Oddworld: Stranger's Wrath
- Electronic Arts/Oddworld Inhabitants
The Oddworld setting has always had a unique visual appeal that blends the grotesque with the pathetic. The controlling motif is black humor, as misshapen creatures constantly suffer as victims of their circumstances in an Ashcan School vision of an alien world. That's still present in Oddworld: Stranger's Wrath; Witness the opening movie, in which a village of tiny, bug-eyed schleps haul their fishing net out of the river, only to come up with one scrawny fish with eyes much bigger than the rest of its body. In previous Oddworld games, you'd probably be playing as one of those ugly little fishermen, but in Stranger's Wrath, you control a more virile, Clint Eastwood-esque alien bounty hunter known only as The Stranger.
The Stranger must scratch together enough money to get an operation on his knee, which has something secret and sinister wrong with it, though he runs and jumps just fine. And running and jumping is a big part of the game, which aims to blend its predecessors' platform action with a little Halo-style first-person action. It succeeds more or less brilliantly, although scooping up outlaws with your high-tech bounty vacuum pulls you out of first-person view for no good reason, and doesn't even have the courtesy to put you back into it when you're done.
But Stranger's biggest mistake in trying to flavor Oddworld with Halo is that The Stranger himself is a pushover compared to Halo's Master Chief. Sure, The Stranger can just dust himself off and heal any damage he's taken, but it has to be done manually, and there's no audio cue to get your attention when you're about to die. Nor does The Stranger show any sign he's hurting: Players will likely end up constantly glancing up at the health bar and taking their eye off the action, effectively removing themselves from it. For all of The Stranger's spaghetti-Western machismo, it can feel a bit like babysitting.
Beyond the gameplay: Oddworld games have always had interesting stories and characters, along with fantastically detailed and varied settings, and Stranger's Wrath is no exception. The extended development time of the game (over three years) doesn't appear to have been a waste.

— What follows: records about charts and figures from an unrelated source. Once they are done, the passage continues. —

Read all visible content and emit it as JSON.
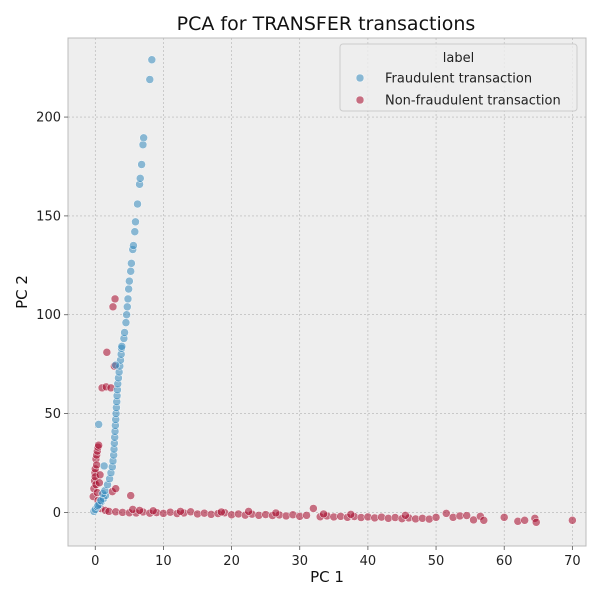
{
  "chart_data": {
    "type": "scatter",
    "title": "PCA for TRANSFER transactions",
    "xlabel": "PC 1",
    "ylabel": "PC 2",
    "xlim": [
      -4,
      72
    ],
    "ylim": [
      -17,
      240
    ],
    "xticks": [
      0,
      10,
      20,
      30,
      40,
      50,
      60,
      70
    ],
    "yticks": [
      0,
      50,
      100,
      150,
      200
    ],
    "grid": true,
    "legend": {
      "title": "label",
      "placement": "top-right"
    },
    "series": [
      {
        "name": "Fraudulent transaction",
        "color": "#348ABD",
        "points": [
          [
            -0.2,
            0.5
          ],
          [
            0.0,
            1.5
          ],
          [
            0.3,
            2.8
          ],
          [
            0.6,
            4.0
          ],
          [
            0.9,
            5.5
          ],
          [
            1.2,
            7.0
          ],
          [
            1.5,
            8.5
          ],
          [
            0.4,
            3.5
          ],
          [
            0.8,
            6.0
          ],
          [
            1.1,
            9.5
          ],
          [
            1.4,
            11.0
          ],
          [
            0.5,
            44.5
          ],
          [
            1.3,
            23.5
          ],
          [
            1.8,
            14.0
          ],
          [
            2.1,
            17.0
          ],
          [
            2.3,
            20.0
          ],
          [
            2.5,
            23.0
          ],
          [
            2.6,
            26.0
          ],
          [
            2.7,
            29.0
          ],
          [
            2.75,
            32.0
          ],
          [
            2.8,
            35.0
          ],
          [
            2.85,
            38.0
          ],
          [
            2.9,
            41.0
          ],
          [
            2.95,
            44.0
          ],
          [
            3.0,
            47.0
          ],
          [
            3.05,
            50.0
          ],
          [
            3.1,
            53.0
          ],
          [
            3.15,
            56.0
          ],
          [
            3.2,
            59.0
          ],
          [
            3.25,
            62.0
          ],
          [
            3.3,
            65.0
          ],
          [
            3.4,
            68.0
          ],
          [
            3.5,
            71.0
          ],
          [
            3.6,
            74.0
          ],
          [
            3.7,
            77.0
          ],
          [
            3.8,
            80.0
          ],
          [
            3.85,
            83.0
          ],
          [
            3.9,
            84.0
          ],
          [
            3.0,
            74.5
          ],
          [
            4.2,
            88.0
          ],
          [
            4.3,
            91.0
          ],
          [
            4.5,
            96.0
          ],
          [
            4.6,
            100.0
          ],
          [
            4.7,
            104.0
          ],
          [
            4.8,
            108.0
          ],
          [
            4.9,
            113.0
          ],
          [
            5.0,
            117.0
          ],
          [
            5.2,
            122.0
          ],
          [
            5.3,
            126.0
          ],
          [
            5.5,
            133.0
          ],
          [
            5.6,
            135.0
          ],
          [
            5.8,
            142.0
          ],
          [
            5.9,
            147.0
          ],
          [
            6.2,
            156.0
          ],
          [
            6.5,
            166.0
          ],
          [
            6.6,
            169.0
          ],
          [
            6.8,
            176.0
          ],
          [
            7.0,
            186.0
          ],
          [
            7.1,
            189.5
          ],
          [
            8.0,
            219.0
          ],
          [
            8.3,
            229.0
          ]
        ]
      },
      {
        "name": "Non-fraudulent transaction",
        "color": "#A60628",
        "points": [
          [
            -0.3,
            8.0
          ],
          [
            -0.2,
            12.0
          ],
          [
            -0.1,
            16.0
          ],
          [
            -0.05,
            20.0
          ],
          [
            0.0,
            22.0
          ],
          [
            0.1,
            27.0
          ],
          [
            0.2,
            29.0
          ],
          [
            0.3,
            31.0
          ],
          [
            0.4,
            33.0
          ],
          [
            0.5,
            34.0
          ],
          [
            0.0,
            18.0
          ],
          [
            0.2,
            24.0
          ],
          [
            0.1,
            14.0
          ],
          [
            0.3,
            10.0
          ],
          [
            0.4,
            6.0
          ],
          [
            0.6,
            15.0
          ],
          [
            0.7,
            19.0
          ],
          [
            1.0,
            63.0
          ],
          [
            1.6,
            63.5
          ],
          [
            2.3,
            63.0
          ],
          [
            1.7,
            81.0
          ],
          [
            2.6,
            104.0
          ],
          [
            2.9,
            108.0
          ],
          [
            2.8,
            74.0
          ],
          [
            5.2,
            8.5
          ],
          [
            2.5,
            10.5
          ],
          [
            3.0,
            12.0
          ],
          [
            0.8,
            2.0
          ],
          [
            1.5,
            1.0
          ],
          [
            2.0,
            0.5
          ],
          [
            3.0,
            0.3
          ],
          [
            4.0,
            0.0
          ],
          [
            5.0,
            -0.2
          ],
          [
            6.0,
            -0.3
          ],
          [
            7.0,
            0.2
          ],
          [
            8.0,
            -0.4
          ],
          [
            9.0,
            -0.1
          ],
          [
            10.0,
            -0.5
          ],
          [
            11.0,
            0.1
          ],
          [
            12.0,
            -0.6
          ],
          [
            13.0,
            -0.3
          ],
          [
            14.0,
            0.3
          ],
          [
            15.0,
            -0.8
          ],
          [
            16.0,
            -0.4
          ],
          [
            17.0,
            -1.0
          ],
          [
            18.0,
            -0.6
          ],
          [
            19.0,
            -0.2
          ],
          [
            20.0,
            -1.2
          ],
          [
            21.0,
            -0.8
          ],
          [
            22.0,
            -1.4
          ],
          [
            23.0,
            -0.9
          ],
          [
            24.0,
            -1.5
          ],
          [
            25.0,
            -1.1
          ],
          [
            26.0,
            -1.6
          ],
          [
            27.0,
            -1.3
          ],
          [
            28.0,
            -1.8
          ],
          [
            29.0,
            -1.2
          ],
          [
            30.0,
            -2.0
          ],
          [
            31.0,
            -1.5
          ],
          [
            32.0,
            2.0
          ],
          [
            33.0,
            -2.2
          ],
          [
            34.0,
            -1.8
          ],
          [
            35.0,
            -2.3
          ],
          [
            36.0,
            -2.0
          ],
          [
            37.0,
            -2.5
          ],
          [
            38.0,
            -2.1
          ],
          [
            39.0,
            -2.6
          ],
          [
            40.0,
            -2.3
          ],
          [
            41.0,
            -2.8
          ],
          [
            42.0,
            -2.4
          ],
          [
            43.0,
            -3.0
          ],
          [
            44.0,
            -2.6
          ],
          [
            45.0,
            -3.2
          ],
          [
            46.0,
            -2.8
          ],
          [
            47.0,
            -3.3
          ],
          [
            48.0,
            -3.0
          ],
          [
            49.0,
            -3.4
          ],
          [
            50.0,
            -2.5
          ],
          [
            51.5,
            -0.5
          ],
          [
            52.5,
            -2.5
          ],
          [
            53.5,
            -1.8
          ],
          [
            54.5,
            -1.6
          ],
          [
            55.5,
            -3.8
          ],
          [
            56.5,
            -2.0
          ],
          [
            57.0,
            -4.0
          ],
          [
            60.0,
            -2.5
          ],
          [
            62.0,
            -4.5
          ],
          [
            63.0,
            -4.0
          ],
          [
            64.5,
            -3.0
          ],
          [
            64.7,
            -5.0
          ],
          [
            70.0,
            -4.0
          ],
          [
            5.5,
            1.5
          ],
          [
            6.5,
            1.0
          ],
          [
            8.5,
            0.8
          ],
          [
            12.5,
            0.5
          ],
          [
            18.5,
            0.2
          ],
          [
            22.5,
            0.5
          ],
          [
            26.5,
            -0.3
          ],
          [
            33.5,
            -0.8
          ],
          [
            37.5,
            -1.0
          ],
          [
            45.5,
            -1.5
          ]
        ]
      }
    ]
  }
}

Worth playing for: The Stranger says in the opening movie that he "never liked guns." Instead, he uses a crossbow that launches a variety of critters which you pick up along the way, from spider-like creatures that tie up enemies in silk to wiseass little talking rodents called "chippunks," which taunt outlaws into position for springing an ambush. (Does PETA object to the hurling of made-up animals?)
Frustration sets in when: You die, because you had no idea you were about to die. For the umpteenth time.
Final judgment: It's hard to denigrate Oddworld for trying to incorporate some of Halo's action glamour, especially when for the most part, it works and avoids just cloning first-person gameplay. But in a few subtle yet important ways, it falls short of creating an intense action experience.